What does the Oregon Pilots Association do for me?
OPA LEGISLATIVE REPORT
The 2017 Legislative Session included three bills that were harmful to General Aviation, and all three were defeated through our pilots' emails and testimony at public committee hearings. In addition, pilot registration was revoked, since Search and Rescue is now fully funded through the aviation fuel tax that raised the tax on jet A, passed in the 2015 session. Pilots will no longer have to pay that fee in Oregon, although aircraft still must be registered.
By the end of 2017 session, pilots in general have impressed the legislators on both sides of the aisle in Salem by showing their concern about aviation issues through emails and pertinent and to the point testimony at hearings. When pilots show up at a hearing to testify, they are listened to seriously. Pilots present useful facts that educate committee members about the issue at hand.
Thank you to all our members who have given their time to write emails to legislators and to show up at committee hearings to testify or to show support for an issue.
Your emails and your personal testimonies make a difference! Thank you!
THE 2017 LEGISLATIVE YEAR
SB115, introduced by Senator Chuck Riley - public hearing held in the Senate Environmental and Natural Resources Council, chaired by Michael Dembrow. Powerful and factual testimony was presented by the near standing-room-only roomful of pilots, soundly refuting incorrect information presented by some of the bill's supporters. The Chairman proposed bringing it back with revisions for a work session, but it was not scheduled after many pilots emailed individual committee members to explain how this bill would damage the rural economy in Oregon.
HB2109, introduced by Representative Mitch Greenlick -- public hearing held in the House Committee on Transportation Policy, chaired by Rep. Caddy McKeown. The committee had heard reports of the powerful testimony against SB115 provided by representatives of all aspects of General Aviation and were persuaded by equally powerful testimony at this hearing to table the bill permanently.

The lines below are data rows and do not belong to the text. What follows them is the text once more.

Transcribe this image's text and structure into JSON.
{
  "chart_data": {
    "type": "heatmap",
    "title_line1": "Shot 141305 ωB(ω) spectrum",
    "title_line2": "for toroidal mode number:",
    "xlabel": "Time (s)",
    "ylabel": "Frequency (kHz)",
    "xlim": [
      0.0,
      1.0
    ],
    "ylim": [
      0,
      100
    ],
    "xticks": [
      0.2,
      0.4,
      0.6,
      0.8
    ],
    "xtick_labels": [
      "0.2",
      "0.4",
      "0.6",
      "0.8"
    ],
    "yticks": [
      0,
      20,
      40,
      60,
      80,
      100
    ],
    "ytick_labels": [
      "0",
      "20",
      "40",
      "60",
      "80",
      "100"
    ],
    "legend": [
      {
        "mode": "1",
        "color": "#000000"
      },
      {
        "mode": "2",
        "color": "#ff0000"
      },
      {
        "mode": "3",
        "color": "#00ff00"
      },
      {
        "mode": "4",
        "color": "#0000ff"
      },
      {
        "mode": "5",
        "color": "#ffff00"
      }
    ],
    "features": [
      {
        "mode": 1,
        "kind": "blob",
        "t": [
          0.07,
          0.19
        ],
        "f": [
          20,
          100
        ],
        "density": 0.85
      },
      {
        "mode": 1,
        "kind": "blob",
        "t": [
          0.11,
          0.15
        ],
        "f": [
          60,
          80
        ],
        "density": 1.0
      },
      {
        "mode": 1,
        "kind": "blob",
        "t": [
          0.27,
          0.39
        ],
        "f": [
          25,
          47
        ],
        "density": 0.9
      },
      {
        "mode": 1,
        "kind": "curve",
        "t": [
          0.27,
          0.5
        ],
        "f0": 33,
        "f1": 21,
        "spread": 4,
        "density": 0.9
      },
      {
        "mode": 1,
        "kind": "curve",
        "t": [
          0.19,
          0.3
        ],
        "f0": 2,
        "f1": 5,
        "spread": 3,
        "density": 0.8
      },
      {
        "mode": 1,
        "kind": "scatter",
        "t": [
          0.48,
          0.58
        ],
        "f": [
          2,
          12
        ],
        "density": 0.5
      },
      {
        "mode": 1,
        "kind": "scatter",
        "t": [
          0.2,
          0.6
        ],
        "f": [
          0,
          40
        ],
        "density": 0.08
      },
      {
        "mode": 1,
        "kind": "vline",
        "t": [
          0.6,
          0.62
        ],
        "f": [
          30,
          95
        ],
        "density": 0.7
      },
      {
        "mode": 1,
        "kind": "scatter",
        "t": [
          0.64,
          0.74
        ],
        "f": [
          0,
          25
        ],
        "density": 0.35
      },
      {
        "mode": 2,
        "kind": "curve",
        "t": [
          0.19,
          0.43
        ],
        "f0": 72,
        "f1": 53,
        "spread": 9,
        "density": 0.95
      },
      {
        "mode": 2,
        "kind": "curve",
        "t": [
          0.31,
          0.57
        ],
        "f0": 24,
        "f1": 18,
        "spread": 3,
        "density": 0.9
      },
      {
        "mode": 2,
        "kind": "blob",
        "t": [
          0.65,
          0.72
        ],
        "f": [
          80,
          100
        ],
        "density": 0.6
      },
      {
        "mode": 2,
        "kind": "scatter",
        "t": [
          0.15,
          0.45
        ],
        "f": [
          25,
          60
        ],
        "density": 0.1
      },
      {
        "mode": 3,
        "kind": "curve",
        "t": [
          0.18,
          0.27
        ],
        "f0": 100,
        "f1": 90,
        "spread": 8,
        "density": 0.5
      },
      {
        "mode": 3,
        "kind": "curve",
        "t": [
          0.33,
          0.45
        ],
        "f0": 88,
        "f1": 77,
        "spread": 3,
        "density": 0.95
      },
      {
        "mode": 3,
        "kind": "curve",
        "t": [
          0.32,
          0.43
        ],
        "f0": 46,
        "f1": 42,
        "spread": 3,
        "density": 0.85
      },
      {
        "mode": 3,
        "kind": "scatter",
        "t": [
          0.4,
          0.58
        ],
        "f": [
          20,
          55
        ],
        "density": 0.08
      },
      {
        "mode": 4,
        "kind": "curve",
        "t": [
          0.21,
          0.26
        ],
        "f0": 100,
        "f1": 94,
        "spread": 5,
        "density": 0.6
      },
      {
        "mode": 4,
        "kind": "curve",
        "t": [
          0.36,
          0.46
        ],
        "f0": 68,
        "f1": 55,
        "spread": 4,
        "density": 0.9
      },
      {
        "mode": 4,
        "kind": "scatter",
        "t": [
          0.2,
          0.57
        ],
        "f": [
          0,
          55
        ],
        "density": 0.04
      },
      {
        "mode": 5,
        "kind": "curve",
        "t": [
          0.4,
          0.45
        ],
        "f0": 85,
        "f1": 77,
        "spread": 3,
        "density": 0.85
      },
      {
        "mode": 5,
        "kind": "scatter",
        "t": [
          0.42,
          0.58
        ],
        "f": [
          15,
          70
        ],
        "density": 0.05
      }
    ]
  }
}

SB128; introduced by Senator Chuck Riley and Senator Gorsek. The bill was sent to the Senate Committee on Business and Transportation, Chaired by Senator Lee Beyer. The bill was brought at the behest of Miki Barnes of oregonaviationwatch.org to put HIO and TTD airports into local control, removing them from Port of Portland control. The intention of the oregonaviationwatch.org supporters was to close or significantly limit operations at those airports. OPA worked with Gorsek's office to make the potential for seriously negative impacts on these airports clear, and the bill never received a public hearing.
Closure of Cascade Locks (CZK). In 2015, the Port of Cascade Locks sent representatives to Oregon Department of Aviation asking to be given control of CZK airport with the intention to close it and sell the land for development. OPA sat down with the Port representatives and ODA staff and reviewed the important role of the CZK airport in respect to the rapid changes in the Gorge weather and the limitations of the Cascade Mountains that make the Gorge the only east/west route during much of Oregon's winter for aircraft incapable of flight into known icing. The Port agreed to the possibility of a land acquisition and swap with ODA that would permit the runway to be more closely aligned with the riverbank, providing a safer approach from the east and give the Port a large tract of developable land. In 2016 however, Regional Solutions, connected to the governor's office, again approached ODA about simply closing the airport.
Currently, the Port of Cascade Locks will conduct a study to determine the best use of the land the airport is located on. OPA is represented on the committee that will review the findings of the study and determine the best use of this land for all concerned.
This is a critical issue for pilots in the coming year. Cascade Locks has a long history of forced landings due to weather, and if this airport is closed to benefit the Port of Cascade Locks as development property, it may become a bellwether precedent for future closures of small municipal airports, particularly when local administrations may have ties to developmental interests.